Come su un atollo ai confini delle colonne d'Ercole, in bilico su di una montagna di crema, i miei occhi raccoglievano le sensazioni di un luogo senza tempo con la consapevolezza di vivere un istante di autentica fortuna: ammirare il santuario di Oropa in quelle condizioni, con il mio Maestro.

Cosi nasce la serie “percorsi” ad Oropa: sospesa, immobile, su di un'isoletta lontano dal mondo quotidiano.
L'indomani mattina, uscendo dalla cella di clausura dove passammo la notte, ci avviammo ancora verso le cappelle del santuario, immergendoci di nuovo nell'etereo latte della nebbia.
Chiuse e degradate, fredde e silenziose, ebbi l'impressione che le pietre volessero chiedermi qualche cosa: le mani tese, i capelli sporchi strappati dal tempo, i colori tenui sotto la fredda luce fioca... tutto tendeva ad alimentare i miei dubbi.

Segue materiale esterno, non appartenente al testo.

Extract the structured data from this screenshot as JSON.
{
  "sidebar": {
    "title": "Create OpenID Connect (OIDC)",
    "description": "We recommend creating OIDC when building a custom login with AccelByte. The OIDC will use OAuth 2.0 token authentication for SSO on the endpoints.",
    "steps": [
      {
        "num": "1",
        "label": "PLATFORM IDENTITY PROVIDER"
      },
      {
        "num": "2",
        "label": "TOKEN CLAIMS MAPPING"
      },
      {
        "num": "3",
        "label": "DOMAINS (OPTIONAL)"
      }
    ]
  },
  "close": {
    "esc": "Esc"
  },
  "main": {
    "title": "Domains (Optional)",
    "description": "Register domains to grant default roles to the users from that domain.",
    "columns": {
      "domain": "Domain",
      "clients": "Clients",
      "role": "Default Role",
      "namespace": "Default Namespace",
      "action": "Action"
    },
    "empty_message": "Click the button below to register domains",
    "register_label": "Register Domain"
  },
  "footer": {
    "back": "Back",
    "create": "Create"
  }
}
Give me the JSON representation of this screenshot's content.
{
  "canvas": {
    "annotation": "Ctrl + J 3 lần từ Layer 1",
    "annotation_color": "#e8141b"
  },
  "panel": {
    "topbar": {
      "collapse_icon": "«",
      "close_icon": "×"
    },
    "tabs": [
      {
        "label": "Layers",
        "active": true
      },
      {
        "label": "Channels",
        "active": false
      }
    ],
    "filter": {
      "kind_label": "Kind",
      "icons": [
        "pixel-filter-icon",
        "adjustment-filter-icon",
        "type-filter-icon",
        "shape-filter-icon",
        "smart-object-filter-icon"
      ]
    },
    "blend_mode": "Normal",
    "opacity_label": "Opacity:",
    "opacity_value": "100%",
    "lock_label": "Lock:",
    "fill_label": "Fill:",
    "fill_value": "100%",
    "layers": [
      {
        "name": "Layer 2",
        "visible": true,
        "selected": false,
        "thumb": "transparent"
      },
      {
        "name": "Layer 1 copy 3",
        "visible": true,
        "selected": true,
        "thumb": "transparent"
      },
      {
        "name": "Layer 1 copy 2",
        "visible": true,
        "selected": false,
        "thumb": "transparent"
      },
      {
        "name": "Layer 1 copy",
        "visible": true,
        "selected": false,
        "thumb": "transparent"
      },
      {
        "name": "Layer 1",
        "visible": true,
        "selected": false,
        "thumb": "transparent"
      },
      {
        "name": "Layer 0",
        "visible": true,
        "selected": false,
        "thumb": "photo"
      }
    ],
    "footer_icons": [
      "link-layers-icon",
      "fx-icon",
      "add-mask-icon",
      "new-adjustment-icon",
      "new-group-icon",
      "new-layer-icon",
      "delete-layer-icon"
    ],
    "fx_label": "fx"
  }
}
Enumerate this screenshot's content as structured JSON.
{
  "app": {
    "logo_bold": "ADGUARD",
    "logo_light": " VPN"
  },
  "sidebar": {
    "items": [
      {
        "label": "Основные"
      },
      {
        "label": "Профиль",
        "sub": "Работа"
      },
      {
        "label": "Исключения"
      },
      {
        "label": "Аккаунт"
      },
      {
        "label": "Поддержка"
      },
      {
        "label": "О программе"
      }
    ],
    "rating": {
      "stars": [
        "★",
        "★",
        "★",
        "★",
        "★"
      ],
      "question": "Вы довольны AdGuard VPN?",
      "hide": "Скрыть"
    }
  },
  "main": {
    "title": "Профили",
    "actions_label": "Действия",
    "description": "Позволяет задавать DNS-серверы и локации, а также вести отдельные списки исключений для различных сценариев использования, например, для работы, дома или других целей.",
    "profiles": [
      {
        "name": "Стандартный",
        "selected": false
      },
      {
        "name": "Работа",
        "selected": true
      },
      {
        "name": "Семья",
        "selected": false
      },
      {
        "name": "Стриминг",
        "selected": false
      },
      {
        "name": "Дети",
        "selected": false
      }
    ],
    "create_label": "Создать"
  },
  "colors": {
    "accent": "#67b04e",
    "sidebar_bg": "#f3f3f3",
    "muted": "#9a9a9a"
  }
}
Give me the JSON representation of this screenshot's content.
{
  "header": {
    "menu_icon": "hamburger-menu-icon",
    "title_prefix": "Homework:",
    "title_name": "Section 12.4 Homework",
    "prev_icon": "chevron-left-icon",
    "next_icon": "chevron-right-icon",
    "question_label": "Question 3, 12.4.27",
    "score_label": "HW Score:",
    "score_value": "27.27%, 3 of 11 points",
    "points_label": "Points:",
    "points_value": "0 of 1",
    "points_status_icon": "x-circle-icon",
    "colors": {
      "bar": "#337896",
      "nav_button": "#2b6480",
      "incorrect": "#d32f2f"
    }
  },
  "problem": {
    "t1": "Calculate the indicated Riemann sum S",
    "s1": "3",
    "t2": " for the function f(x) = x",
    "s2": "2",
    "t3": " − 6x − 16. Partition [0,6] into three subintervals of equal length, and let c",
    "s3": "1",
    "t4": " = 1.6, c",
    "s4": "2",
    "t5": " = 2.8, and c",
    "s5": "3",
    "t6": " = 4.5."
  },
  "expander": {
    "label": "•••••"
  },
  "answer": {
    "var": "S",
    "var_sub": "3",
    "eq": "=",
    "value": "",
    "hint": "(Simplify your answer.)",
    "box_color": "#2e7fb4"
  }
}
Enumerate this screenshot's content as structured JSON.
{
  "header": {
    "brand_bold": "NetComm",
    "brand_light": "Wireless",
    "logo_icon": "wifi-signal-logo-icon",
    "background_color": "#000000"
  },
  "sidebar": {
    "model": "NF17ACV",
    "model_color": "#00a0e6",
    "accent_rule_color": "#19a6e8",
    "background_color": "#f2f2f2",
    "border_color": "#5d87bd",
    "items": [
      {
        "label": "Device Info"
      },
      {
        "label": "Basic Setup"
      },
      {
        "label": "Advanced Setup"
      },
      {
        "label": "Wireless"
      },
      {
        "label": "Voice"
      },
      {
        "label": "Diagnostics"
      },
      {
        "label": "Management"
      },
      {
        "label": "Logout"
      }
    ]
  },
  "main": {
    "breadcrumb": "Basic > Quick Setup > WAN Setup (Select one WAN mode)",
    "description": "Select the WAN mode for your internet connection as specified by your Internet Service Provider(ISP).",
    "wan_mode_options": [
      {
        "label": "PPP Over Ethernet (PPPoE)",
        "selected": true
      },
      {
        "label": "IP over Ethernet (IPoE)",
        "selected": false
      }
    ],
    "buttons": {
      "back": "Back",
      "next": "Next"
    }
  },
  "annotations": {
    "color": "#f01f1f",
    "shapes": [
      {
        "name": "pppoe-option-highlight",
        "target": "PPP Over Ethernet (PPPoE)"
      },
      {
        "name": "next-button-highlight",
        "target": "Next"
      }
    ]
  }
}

Ma al tempo stesso avevo trovato il significato della mia ricerca.

Le fotografie non sono la sintesi di quelle emozioni, né ovviamente la risposta a quegli interrogativi; o meglio, sono mediate da tali suggestioni per rafforzare i dubbi e le inquietudini.
Non ho fotografato ciò che ho visto (talvolta ciò che si vede è meglio conservarlo nella memoria), ho fotografato solo i dubbi che ho sentito.